Babylon est une fresque monumentale signée Damien Chazelle qui revient à la naissance du cinéma, aux débuts de Hollywood dans les années 1920. Le cinéaste de Lalaland met en scène l’âge d’or et la décadence du cinéma muet, une usine à rêve corrompue où les figurants font grève et nous raconte l’avènement du cinéma sonore avec Le Chanteur de Jazz, premier film sonorisé en 1927. Un hommage au cinéma sur fond d’excès et de sauvagerie. Brillant.
Comédie chorale à la riche galerie de personnages qui vivront ascension et déclin dans le monde dépravé du cinéma muet des années 20, les protagonistes sont issus d’un casting 5 étoiles. Diego Calva Manuel Torres, jeune assistant mexicain est l’homme à régler tous les problèmes. Il rêve de faire du cinéma et dès qu’il le pourra saisira sa chance. C’est le seul personnage aux prises avec le réel. Il rencontrera sur sa route des protagonistes aux mêmes aspirations que les siennes, comme Nellie LaRoy, Margot Robbie, jeune actrice à l’ambition dévorante qui deviendra star. Usé aux coutumes du sérail, Jack Conrad, Brad Pitt, la cinquantaine, est la star masculine du muet. Chacun joue un rôle et enjolive sa réalité, dans un savant jeu de faux-semblants et d’apparences. Ces anti-héros se dirigeront vers un destin tragique dans ce film puissant au rythme effréné. Le score terriblement enjoué et éblouissant de Justin Hurwitz ajoute à l’ambiance un peu folle du film qui a décroché le Golden Globe de la meilleure musique.
Cette comédie dramatique est un véritable hommage au cinéma. Babylon use de tous les genres. D’une comédie drôle, on glissera au drame, au burlesque, au western, à l’épouvante, au thriller, à la comédie musicale, au film d’époque, de guerre etc. Le cinéaste jongle avec les genres comme les techniques cinématographiques de l’histoire du cinéma. Il emploie le Cinémascope comme le format Academy (ancien format de l’image proche du 4/3 jusque 1927), le noir et blanc ou la couleur selon le sujet qu’il met en valeur.
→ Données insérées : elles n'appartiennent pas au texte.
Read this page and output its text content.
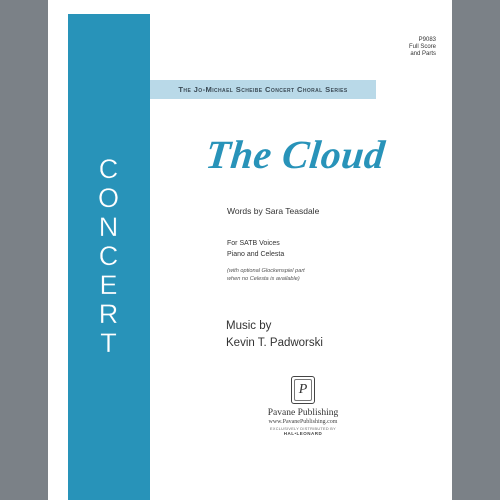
C
O
N
C
E
R
T
P9083
Full Score
and Parts
The Jo-Michael Scheibe Concert Choral Series
The Cloud
Words by Sara Teasdale
For SATB Voices
Piano and Celesta
(with optional Glockenspiel part
when no Celesta is available)
Music by
Kevin T. Padworski
P
Pavane Publishing
www.PavanePublishing.com
EXCLUSIVELY DISTRIBUTED BY
HAL•LEONARD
Babylon est aussi une ode au cinéma dans ce qu’il est en terme de travail et d’effort. Derrière l’illusion parfaite de ce qu’il se passe à l’écran Chazelle s’intéresse au hors champ. Il montre la technicité des mises en place des scènes. Avec l’arrivée du son les protagonistes quittent les studios muets en extérieur pour l’ambiance feutrée des studios intérieurs. La comédienne qui joue sans cesse le même plan à qui l’on demande de pleurer, pour finir par lui demander de laisser couler une seule larme. Elle qui, avec l’arrivée du son, doit se déplacer naturellement jusqu’à une marque située sous le micro, pour que les ingénieurs du son l’entendent correctement. Ceux-ci traquent le moindre bruit incommodant pour lancer l’enregistrement d’une scène. Dans ce contexte l’employé qui n’a pas de chaussures aux semelles en caoutchouc sera très vite percé à jour…
Cet hommage à la créativité du cinéma est contrebalancé par le revers de la médaille, un monde corrompu, pourri et dégénéré. L’âge d’or d’une décadence, celle du cinéma muet. Chazelle revisite le passé honteux des débuts de Hollywood tout en le transformant et nous permet ainsi de sonder l’évolution de la société contemporaine. Un morceau de charbon servira à noircir davantage le visage d’un trompettiste noir, Sidney Palmer, Jovan Adepo. Ce moment tragique se réfère au blackface porté par des blancs grimés en noir pour jouer des personnages de couleur aux débuts du cinéma. L’homosexualité cachée par les studios de l’époque est présente ici à l’écran, mais on explique qu’elle est mal vue par le spectateur. Les minorités sont ici représentées même si Chazelle montre les inégalités courantes de l’époque. Manuel, jeune mexicain qui souhaite travailler dans le cinéma s’entend dire « qu’il est bien à sa place ». C’est à lui de s’inventer une légende, et à L.A. Il sera espagnol.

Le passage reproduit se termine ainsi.